A typical Midsummer scene. Photo: Werner Nystrand/Folio/imagebank.sweden.se
5. The drinking songs
If you were wondering what leads the generally reserved Swedes to spend their Midsummer dancing like frogs around a maypole, it may not come as a surprise that alcohol is involved — a lot of it. Along with Christmas, Midsummer is one of the biggest drinking days in Sweden. Watch out for flavoured snaps, which are far stronger than you might guess.
And note that it helps to plan ahead: since alcohol can only be bought at the state-run monopoly which closes its stores on public holidays, the shops get very busy in the days before and may even run low on the most popular beverages.
All this day-drinking comes hand in hand with drinking songs. One of the most common tunes you’ll hear is Helan Går (‘The whole thing goes’, referring to the drink). A loose translation of some of the lyrics would be “Chug it down, Sing ‘hup-de-la-la-la-loo-lah-lay’, chug it down, Sing ‘hup-de-la-la-lah-lay, And he who doesn’t chug it down, then he won’t get the other half either”.
6. The flowers
You’ll see people wearing a flower wreath in their hair, regardless of age and gender. Flowers are also used to dress up the maypole.
According to Swedish tradition, you should also pick seven kinds of flowers (in some parts of Sweden it’s nine flowers) and put them underneath your pillow. Then you’ll dream about your future husband or wife.

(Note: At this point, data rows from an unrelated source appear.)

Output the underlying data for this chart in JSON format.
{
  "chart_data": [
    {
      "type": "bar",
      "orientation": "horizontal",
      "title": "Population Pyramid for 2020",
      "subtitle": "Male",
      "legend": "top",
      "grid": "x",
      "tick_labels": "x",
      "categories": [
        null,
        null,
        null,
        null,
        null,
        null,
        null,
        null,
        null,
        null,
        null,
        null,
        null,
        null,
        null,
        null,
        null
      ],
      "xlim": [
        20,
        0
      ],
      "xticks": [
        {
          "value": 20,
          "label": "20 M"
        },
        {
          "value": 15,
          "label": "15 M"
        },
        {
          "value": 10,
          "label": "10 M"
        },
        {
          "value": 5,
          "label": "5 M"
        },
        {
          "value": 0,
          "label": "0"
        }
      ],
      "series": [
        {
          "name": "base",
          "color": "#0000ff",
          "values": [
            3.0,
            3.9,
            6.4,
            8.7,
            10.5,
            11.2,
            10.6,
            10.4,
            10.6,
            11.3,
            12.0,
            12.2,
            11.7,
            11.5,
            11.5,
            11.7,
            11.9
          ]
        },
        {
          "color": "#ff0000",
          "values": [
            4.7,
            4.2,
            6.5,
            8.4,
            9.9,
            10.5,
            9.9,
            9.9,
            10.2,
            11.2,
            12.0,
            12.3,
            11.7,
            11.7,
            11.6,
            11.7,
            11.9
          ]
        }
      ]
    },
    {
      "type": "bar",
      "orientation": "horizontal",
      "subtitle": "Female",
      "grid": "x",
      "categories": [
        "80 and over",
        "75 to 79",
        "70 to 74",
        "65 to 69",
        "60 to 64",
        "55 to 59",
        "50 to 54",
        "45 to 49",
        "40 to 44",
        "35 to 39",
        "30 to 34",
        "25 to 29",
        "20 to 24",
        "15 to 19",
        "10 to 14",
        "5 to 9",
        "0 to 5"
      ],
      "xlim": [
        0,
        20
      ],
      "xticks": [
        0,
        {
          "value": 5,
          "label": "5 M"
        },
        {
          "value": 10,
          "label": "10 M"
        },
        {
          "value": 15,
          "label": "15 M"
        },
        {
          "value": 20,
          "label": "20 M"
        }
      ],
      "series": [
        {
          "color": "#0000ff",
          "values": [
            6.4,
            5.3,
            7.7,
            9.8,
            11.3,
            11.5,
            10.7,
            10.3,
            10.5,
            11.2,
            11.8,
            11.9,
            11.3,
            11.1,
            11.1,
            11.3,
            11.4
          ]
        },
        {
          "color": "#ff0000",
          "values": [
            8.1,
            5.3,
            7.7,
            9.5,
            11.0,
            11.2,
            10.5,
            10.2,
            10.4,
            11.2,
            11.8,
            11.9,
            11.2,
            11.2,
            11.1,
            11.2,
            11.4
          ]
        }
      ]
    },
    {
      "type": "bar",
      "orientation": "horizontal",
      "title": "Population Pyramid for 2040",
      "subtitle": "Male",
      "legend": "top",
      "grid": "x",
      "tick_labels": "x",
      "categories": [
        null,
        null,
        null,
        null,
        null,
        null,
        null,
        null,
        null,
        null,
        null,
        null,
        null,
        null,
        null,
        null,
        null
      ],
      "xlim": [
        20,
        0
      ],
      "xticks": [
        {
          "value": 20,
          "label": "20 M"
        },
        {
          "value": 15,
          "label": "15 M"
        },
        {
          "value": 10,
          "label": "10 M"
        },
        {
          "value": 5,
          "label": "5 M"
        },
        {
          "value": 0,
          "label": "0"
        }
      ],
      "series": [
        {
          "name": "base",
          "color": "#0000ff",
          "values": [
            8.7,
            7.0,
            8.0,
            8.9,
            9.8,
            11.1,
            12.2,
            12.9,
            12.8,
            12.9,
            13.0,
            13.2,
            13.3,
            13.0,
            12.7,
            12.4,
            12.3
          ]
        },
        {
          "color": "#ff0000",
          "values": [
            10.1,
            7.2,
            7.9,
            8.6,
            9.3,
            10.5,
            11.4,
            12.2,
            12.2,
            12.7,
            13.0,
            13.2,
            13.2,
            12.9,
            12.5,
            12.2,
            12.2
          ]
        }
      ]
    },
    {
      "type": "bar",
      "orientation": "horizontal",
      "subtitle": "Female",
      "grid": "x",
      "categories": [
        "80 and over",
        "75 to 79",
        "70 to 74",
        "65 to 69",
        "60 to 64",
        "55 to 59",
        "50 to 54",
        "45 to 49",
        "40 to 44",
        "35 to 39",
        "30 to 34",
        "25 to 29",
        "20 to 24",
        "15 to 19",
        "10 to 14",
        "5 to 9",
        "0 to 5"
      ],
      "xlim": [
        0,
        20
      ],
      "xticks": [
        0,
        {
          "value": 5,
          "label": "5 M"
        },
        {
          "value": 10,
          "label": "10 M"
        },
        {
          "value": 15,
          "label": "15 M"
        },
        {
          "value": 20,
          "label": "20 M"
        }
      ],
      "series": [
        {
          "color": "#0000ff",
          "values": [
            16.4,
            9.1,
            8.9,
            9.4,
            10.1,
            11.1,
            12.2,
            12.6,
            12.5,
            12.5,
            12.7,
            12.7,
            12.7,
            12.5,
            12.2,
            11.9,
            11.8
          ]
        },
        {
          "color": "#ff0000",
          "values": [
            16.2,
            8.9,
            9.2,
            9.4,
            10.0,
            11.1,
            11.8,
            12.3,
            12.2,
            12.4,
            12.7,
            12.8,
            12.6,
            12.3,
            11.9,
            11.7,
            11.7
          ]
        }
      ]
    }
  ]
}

No-one escapes the flower crown. Photo: Stefan Berg/Folio/imagebank.sweden.se
Swedes also believe that flowers can help them in their love lives. This isn’t just because the garlands will attract potential partners, but rather tradition states that if a Midsummer reveller collects seven different species of flower from seven different spots, then puts the bouquet under their pillow, they will dream of their future spouse that night.
7. Strawberry watch
Strawberries are another fixture on the Midsummer menu. But for traditionalists, they absolutely have to be Swedish. This results in months of press coverage about the state of the strawberry harvest — will they be ripe in time for Midsummer? Will the harvest be bigger or smaller than usual? Swedes are fiercely proud of their rather tiny but super sweet variety of strawberries.